Though they seem hardly to be dignified as “business models,” a variety of different drivers also enter into the high cost of higher education. These include insurance, electricity, broadband, buildings and grounds maintenance, even paperclips. Plus, sports. At some colleges, appealing to students and donors involves building brand-new stadiums and paying head coaches more than top administrators and faculty. At others, the momentum is to eliminate some sports as Boston University did with its football team in 1997.

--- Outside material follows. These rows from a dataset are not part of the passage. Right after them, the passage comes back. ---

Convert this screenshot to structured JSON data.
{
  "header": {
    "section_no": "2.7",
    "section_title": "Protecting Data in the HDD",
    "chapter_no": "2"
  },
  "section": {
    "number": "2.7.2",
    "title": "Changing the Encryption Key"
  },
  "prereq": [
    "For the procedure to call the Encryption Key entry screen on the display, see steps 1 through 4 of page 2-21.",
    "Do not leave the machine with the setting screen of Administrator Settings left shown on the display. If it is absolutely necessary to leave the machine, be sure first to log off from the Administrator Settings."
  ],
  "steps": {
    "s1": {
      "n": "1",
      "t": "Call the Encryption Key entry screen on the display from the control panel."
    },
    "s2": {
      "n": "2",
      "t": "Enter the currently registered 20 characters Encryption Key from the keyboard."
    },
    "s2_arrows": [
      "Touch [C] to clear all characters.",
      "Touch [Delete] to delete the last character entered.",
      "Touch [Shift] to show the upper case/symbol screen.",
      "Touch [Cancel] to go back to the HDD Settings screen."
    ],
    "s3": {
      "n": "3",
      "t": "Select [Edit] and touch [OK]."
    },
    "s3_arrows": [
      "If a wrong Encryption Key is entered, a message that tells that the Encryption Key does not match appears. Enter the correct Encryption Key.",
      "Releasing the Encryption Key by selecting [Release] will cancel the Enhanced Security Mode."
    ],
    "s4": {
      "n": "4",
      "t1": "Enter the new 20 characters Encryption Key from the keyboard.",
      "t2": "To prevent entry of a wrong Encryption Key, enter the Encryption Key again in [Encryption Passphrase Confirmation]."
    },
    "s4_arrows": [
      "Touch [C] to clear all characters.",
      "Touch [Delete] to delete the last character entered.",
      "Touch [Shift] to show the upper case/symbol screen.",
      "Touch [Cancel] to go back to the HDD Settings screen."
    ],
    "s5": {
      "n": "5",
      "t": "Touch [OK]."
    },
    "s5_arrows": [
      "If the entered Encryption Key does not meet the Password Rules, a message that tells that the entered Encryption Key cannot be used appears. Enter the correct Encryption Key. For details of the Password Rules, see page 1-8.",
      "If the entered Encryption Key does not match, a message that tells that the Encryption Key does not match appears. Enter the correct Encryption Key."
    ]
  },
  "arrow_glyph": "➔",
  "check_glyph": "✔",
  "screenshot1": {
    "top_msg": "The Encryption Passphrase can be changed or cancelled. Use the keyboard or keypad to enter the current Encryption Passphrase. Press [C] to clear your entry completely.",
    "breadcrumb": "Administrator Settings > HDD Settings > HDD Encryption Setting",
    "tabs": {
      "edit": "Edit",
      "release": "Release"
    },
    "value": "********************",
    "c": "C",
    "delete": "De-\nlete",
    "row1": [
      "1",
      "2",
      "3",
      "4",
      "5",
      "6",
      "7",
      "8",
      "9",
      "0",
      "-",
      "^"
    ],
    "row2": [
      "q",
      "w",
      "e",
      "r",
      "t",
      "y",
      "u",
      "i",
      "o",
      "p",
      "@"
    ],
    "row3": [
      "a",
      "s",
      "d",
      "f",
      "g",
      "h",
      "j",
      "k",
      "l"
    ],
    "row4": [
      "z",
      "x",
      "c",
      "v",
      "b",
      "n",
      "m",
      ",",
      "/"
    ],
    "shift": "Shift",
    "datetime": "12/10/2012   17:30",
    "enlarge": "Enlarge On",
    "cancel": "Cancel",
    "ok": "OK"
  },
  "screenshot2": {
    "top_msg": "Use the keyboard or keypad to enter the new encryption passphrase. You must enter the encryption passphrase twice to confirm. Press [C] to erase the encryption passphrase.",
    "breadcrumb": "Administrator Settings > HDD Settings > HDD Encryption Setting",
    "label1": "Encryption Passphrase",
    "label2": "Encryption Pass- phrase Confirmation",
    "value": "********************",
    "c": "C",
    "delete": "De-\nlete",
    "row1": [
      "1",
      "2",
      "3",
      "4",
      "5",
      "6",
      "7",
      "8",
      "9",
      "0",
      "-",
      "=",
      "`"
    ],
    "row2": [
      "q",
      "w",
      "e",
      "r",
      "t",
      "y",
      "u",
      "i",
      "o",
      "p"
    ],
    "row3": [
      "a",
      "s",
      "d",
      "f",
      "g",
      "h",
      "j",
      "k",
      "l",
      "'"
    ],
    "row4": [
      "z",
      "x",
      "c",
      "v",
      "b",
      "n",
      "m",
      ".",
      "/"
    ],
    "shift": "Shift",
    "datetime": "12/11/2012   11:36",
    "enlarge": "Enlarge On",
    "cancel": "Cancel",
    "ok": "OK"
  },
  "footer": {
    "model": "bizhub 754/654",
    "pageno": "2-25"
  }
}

Ideally, all these cost containment steps could pass savings on to students in lower tuition and fee prices. But there are other strategies aimed more directly at reducing tuition and fee burdens.

Free tuition

The federal government already spends enough on student aid initiatives and tax breaks to cover the tuition of every U.S. public college student—or almost. Consider “How Washington Could Make College Tuition Free (Without Spending a Penny More on Education),” advanced in The Atlantic magazine by Jordan Weissmann and in “From Master Plan to No Plan: The Slow Death of Public Higher Education” in Dissent magazine by Aaron Bady and Mike Konczal.

Pay it forward

A more recent proposal in Oregon would allow students to pay tuition after they graduate based on income. Under the so-called “Pay It Forward” idea, students would pay tuition only as a share of their salaries after graduation. But critics say the idea would give public colleges an incentive to build up programs likely to attract students who will earn the most money after graduation.

New models are being assembled right now. NEBHE’s exploration of these issues will continue to ask key questions: What is higher education’s current business model? What new models will bring access and success to more students. Keep them curious. Employable. And out of debt.